Food Law News - EU - 2001
FSA Notice, 21 August 2001
LABELLING - New European Meat Definition for Labelling
A new Europe-wide definition of meat for food labelling purposes was agreed in Brussels last month. The definition will be implemented as an amendment to the Labelling Directive 2000/13/EC and will make the labelling of meat products more transparent for consumers. It standardises the declaration of meat ingredients in quantitative ingredient declarations (QUID), which requires the percentage of meat from each species to be given in the ingredients list on a pre-packed product.
A consultation was carried out in February amongst the main interested parties. Generally, there was support for the proposal especially from consumer groups who viewed the tightening of the definition of meat positively.

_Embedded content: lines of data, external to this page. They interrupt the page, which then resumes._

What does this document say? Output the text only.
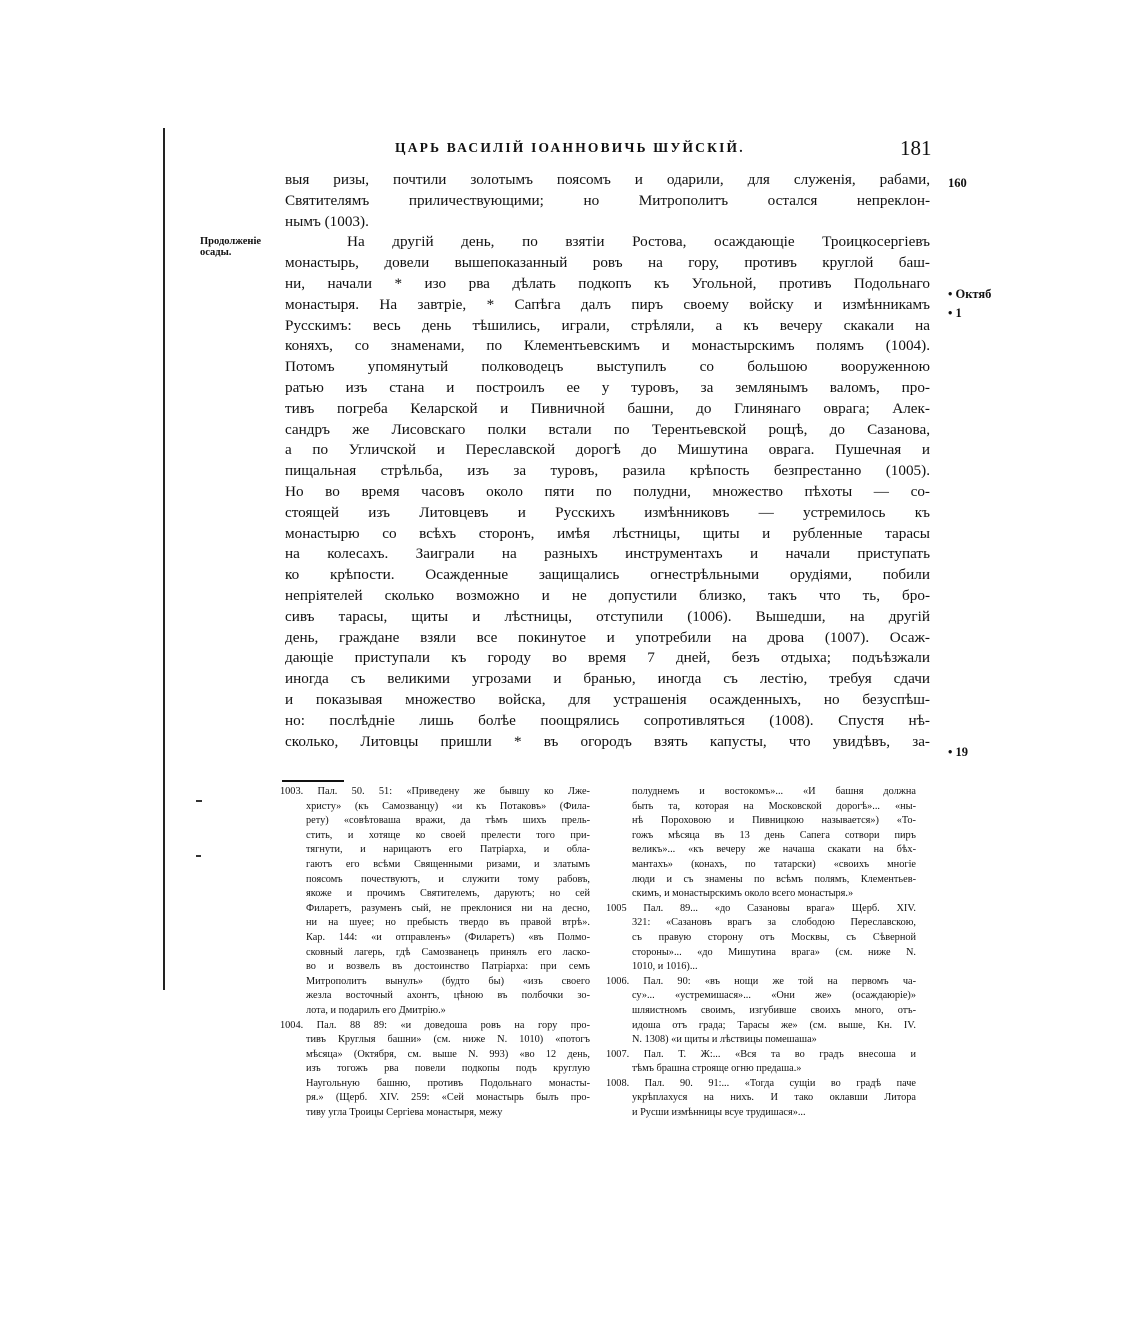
ЦАРЬ ВАСИЛІЙ ІОАННОВИЧЬ ШУЙСКІЙ.	181
Продолженіе
осады.
160
• Октяб
• 1
• 19
выя ризы, почтили золотымъ поясомъ и одарили, для служенія, рабами,
Святителямъ приличествующими; но Митрополитъ остался непреклон-
нымъ (1003).
На другій день, по взятіи Ростова, осаждающіе Троицкосергіевъ
монастырь, довели вышепоказанный ровъ на гору, противъ круглой баш-
ни, начали * изо рва дѣлать подкопъ къ Угольной, противъ Подольнаго
монастыря. На завтріе, * Сапѣга далъ пиръ своему войску и измѣнникамъ
Русскимъ: весь день тѣшились, играли, стрѣляли, а къ вечеру скакали на
коняхъ, со знаменами, по Клементьевскимъ и монастырскимъ полямъ (1004).
Потомъ упомянутый полководецъ выступилъ со большою вооруженною
ратью изъ стана и построилъ ее у туровъ, за землянымъ валомъ, про-
тивъ погреба Келарской и Пивничной башни, до Глинянаго оврага; Алек-
сандръ же Лисовскаго полки встали по Терентьевской рощѣ, до Сазанова,
а по Угличской и Переславской дорогѣ до Мишутина оврага. Пушечная и
пищальная стрѣльба, изъ за туровъ, разила крѣпость безпрестанно (1005).
Но во время часовъ около пяти по полудни, множество пѣхоты — со-
стоящей изъ Литовцевъ и Русскихъ измѣнниковъ — устремилось къ
монастырю со всѣхъ сторонъ, имѣя лѣстницы, щиты и рубленные тарасы
на колесахъ. Заиграли на разныхъ инструментахъ и начали приступать
ко крѣпости. Осажденные защищались огнестрѣльными орудіями, побили
непріятелей сколько возможно и не допустили близко, такъ что ть, бро-
сивъ тарасы, щиты и лѣстницы, отступили (1006). Вышедши, на другій
день, граждане взяли все покинутое и употребили на дрова (1007). Осаж-
дающіе приступали къ городу во время 7 дней, безъ отдыха; подъѣзжали
иногда съ великими угрозами и бранью, иногда съ лестію, требуя сдачи
и показывая множество войска, для устрашенія осажденныхъ, но безуспѣш-
но: послѣдніе лишь болѣе поощрялись сопротивляться (1008). Спустя нѣ-
сколько, Литовцы пришли * въ огородъ взять капусты, что увидѣвъ, за-
1003. Пал. 50. 51: «Приведену же бывшу ко Лже-
христу» (къ Самозванцу) «и къ Потаковъ» (Фила-
рету) «совѣтоваша вражи, да тѣмъ шихъ прель-
стить, и хотяще ко своей прелести того при-
тягнути, и нарицаютъ его Патріарха, и обла-
гаютъ его всѣми Священными ризами, и златымъ
поясомъ почествуютъ, и служити тому рабовъ,
якоже и прочимъ Святителемъ, даруютъ; но сей
Филаретъ, разуменъ сый, не преклонися ни на десно,
ни на шуее; но пребысть твердо въ правой втрѣ».
Кар. 144: «и отправленъ» (Филаретъ) «въ Полмо-
сковный лагерь, гдѣ Самозванецъ принялъ его ласко-
во и возвелъ въ достоинство Патріарха: при семъ
Митрополитъ вынулъ» (будто бы) «изъ своего
жезла восточный ахонтъ, цѣною въ полбочки зо-
лота, и подарилъ его Дмитрію.»
1004. Пал. 88 89: «и доведоша ровъ на гору про-
тивъ Круглыя башни» (см. ниже N. 1010) «потогъ
мѣсяца» (Октября, см. выше N. 993) «во 12 день,
изъ тогожъ рва повели подкопы подъ круглую
Наугольную башню, противъ Подольнаго монасты-
ря.» (Щерб. XIV. 259: «Сей монастырь былъ про-
тиву угла Троицы Сергіева монастыря, межу
полуднемъ и востокомъ»... «И башня должна
быть та, которая на Московской дорогѣ»... «ны-
нѣ Пороховою и Пивницкою называется») «То-
гожъ мѣсяца въ 13 день Сапега сотвори пиръ
великъ»... «къ вечеру же начаша скакати на бѣх-
мантахъ» (конахъ, по татарски) «своихъ многіе
люди и съ знамены по всѣмъ полямъ, Клементьев-
скимъ, и монастырскимъ около всего монастыря.»
1005 Пал. 89... «до Сазановы врага» Щерб. XIV.
321: «Сазановъ врагъ за слободою Переславскою,
съ правую сторону отъ Москвы, съ Сѣверной
стороны»... «до Мишутина врага» (см. ниже N.
1010, и 1016)...
1006. Пал. 90: «въ нощи же той на первомъ ча-
су»... «устремишася»... «Они же» (осаждаюріе)»
шляистномъ своимъ, изгубивше своихъ много, отъ-
идоша отъ града; Тарасы же» (см. выше, Кн. IV.
N. 1308) «и щиты и лѣствицы помешаша»
1007. Пал. Т. Ж:... «Вся та во градъ внесоша и
тѣмъ брашна строяще огню предаша.»
1008. Пал. 90. 91:... «Тогда сущіи во градѣ паче
укрѣплахуся на нихъ. И тако оклавши Литора
и Русши измѣнницы всуе трудишася»...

There were some comments on the fat and connective tissue limits but the Commission's new definition represents the best compromise position.
The new definition will:
- restrict the generic term "meat" qualified with the species name (in English this covers the descriptions pork, beef, chicken etc.) to skeletal muscle with naturally included or adherent fatty and connective tissues.
- require other parts of the carcase such as liver, kidney etc to be labelled as such i.e. no generic term "offal" permitted.
- introduce maximum numerical limits for associated fat and connective tissue. Three different sets of limits are applied depending on the species of the meat. Any fat or connective tissue, which exceeds these limits has to be labelled separately in the ingredients list.
- mechanically recovered meat (MRM), which already needs to be declared separately in the ingredients list, is not considered as meat for QUID purposes
EU Member States will have until 1 January 2003 to implement the new definition into their national law but any products manufactured before that date and which are labelled under the existing UK rules can continue to be sold until stocks run out.
The new definition is tighter than the existing one in the UK's Meat Products and Spreadable Fish Products Regulations 1984. These Regulations will be reviewed to take note of these technical changes and align them with the Labelling Directive and QUID provisions. However, the new definition is not aimed at changing current manufacturing practices only their labelling information. The Agency will carry out a full public consultation on the implementation of the agreed definition into national law which will involve a review of the continued use of reserved descriptions for "burgers", "sausages", etc., and their minimum meat content.